FMT - Education

author:	Frank Groeneveld
title:	Benchmarking and Optimisation of Engage!-based XML Parsers
keywords:	parsing, generative techniques, .NET Core
topics:	Algorithms and Data Structures , Case studies and Applications , Software Technology
committee:	Vadim Zaytsev
started:	November 2020
end:	January 2021

Description

There are dozens of various parsing techniques in existence, but all of them can be cleanly classified into two disjunct categories: tree-based and event-based ones. Most parsing techniques are tree-based, they use some restrictions about the input (specified in a form of a grammar, a regular expression, or any other kind of constraint) to either refuse the input as incorrect, or to build a consistent data structure from it (traditionally, a tree, hence the name, but in general some kind of object). Event-based techniques, also called reactive parsing techniques, work differently: they process the input as a stream, not as a fixed length string, and react in some way to the events (such as tokens) of the input. The easiest example is XML parsing, for which there is DOM, which is tree-based: you run it once, it must consume the entire input, and you get the entire tree back; and there is SAX, to which you keep addressing queries like "opening of the next tag

". Usually it is assumed that tree-based parsing techniques are easier to understand, and faster for small pieces of data; event-based techniques are much better for huge files — looking for a particular line in a multi-gigabyte file is blazingly fast when you do not have to store its entire contents in memory.

Last year Engage! was written, as the first attempt to formalise the process of event-based parsing, up to the point of providing a language to write event-based specifications (like people can write tree-based specifications in ANTLR, SDF, Rascal, bison, yacc, etc). It was published with a small case study that showed that the generated event-based parser had comparable or better performance to a generated tree-based PEG parser.
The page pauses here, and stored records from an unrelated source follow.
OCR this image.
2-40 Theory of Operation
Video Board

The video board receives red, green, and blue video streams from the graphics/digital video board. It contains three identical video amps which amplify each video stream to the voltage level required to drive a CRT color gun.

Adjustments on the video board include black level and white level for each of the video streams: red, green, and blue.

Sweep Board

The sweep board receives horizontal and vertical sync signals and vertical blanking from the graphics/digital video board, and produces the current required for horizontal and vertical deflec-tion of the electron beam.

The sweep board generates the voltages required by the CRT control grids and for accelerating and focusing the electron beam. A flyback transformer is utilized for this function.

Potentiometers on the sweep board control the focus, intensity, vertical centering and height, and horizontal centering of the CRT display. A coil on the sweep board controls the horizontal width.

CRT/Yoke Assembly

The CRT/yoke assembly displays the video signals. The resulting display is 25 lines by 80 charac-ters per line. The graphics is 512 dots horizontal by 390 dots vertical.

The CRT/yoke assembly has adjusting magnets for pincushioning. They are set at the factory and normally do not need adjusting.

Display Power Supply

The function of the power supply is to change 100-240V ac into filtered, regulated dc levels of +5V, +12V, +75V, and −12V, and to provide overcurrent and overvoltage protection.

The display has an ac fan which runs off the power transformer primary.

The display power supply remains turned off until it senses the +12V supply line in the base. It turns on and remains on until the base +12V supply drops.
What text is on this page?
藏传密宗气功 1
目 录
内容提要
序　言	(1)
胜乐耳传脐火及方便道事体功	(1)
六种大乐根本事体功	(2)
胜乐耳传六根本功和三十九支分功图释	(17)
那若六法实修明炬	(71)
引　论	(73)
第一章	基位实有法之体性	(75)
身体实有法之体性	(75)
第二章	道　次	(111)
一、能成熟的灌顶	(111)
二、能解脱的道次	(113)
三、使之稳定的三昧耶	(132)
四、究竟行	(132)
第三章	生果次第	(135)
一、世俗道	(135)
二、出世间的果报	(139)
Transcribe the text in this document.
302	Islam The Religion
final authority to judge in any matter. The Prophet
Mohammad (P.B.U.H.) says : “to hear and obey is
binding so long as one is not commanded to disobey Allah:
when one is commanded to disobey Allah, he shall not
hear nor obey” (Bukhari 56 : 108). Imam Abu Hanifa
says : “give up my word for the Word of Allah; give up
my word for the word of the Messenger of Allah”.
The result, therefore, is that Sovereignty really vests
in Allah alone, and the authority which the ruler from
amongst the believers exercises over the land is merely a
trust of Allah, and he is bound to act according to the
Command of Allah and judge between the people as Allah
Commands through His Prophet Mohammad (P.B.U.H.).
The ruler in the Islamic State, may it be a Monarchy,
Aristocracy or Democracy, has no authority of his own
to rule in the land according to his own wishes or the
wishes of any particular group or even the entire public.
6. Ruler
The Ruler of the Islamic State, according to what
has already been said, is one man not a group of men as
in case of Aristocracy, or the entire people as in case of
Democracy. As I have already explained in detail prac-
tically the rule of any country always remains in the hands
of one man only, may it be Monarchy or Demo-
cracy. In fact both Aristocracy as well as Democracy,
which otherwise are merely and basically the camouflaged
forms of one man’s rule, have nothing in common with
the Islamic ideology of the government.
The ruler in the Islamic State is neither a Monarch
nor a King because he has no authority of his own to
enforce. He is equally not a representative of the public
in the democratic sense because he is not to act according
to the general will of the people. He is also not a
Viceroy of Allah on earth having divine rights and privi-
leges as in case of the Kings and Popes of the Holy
This project will serve as a continuation of that work. In particular:

Engage! has a tokeniser that consumes the entire input before producing a string of tokens — it can be easily rewritten to work on streams, and then tested differentially with the old implementation, demonstrating exactly the same behaviour with better performance for larger inputs.
Engage! is the only event-based parser generator, but there are many popular manually written event-based parsers. By reimplementing the features of one of them — say, SAX, differences between generator-produced and handmade parsers can be investigated in detail. Will the handmade parser consistently outperform the generated one? Will there be a class of tasks where it will be otherwise? Will there be a class of tasks where the difference will be especially drastic? Can we optimise the generator to lessen the gap?
Doing a substantial case study may demand, or at least provide ideas for, extensions of the original language of Engage!

Engage! is written in C# and also generates C# code. C# is a general purpose language similar to Java (but newer and slightly nicer), it works on all platforms on top of .NET Core, and has great IDE support in the form of Rider or Visual Studio.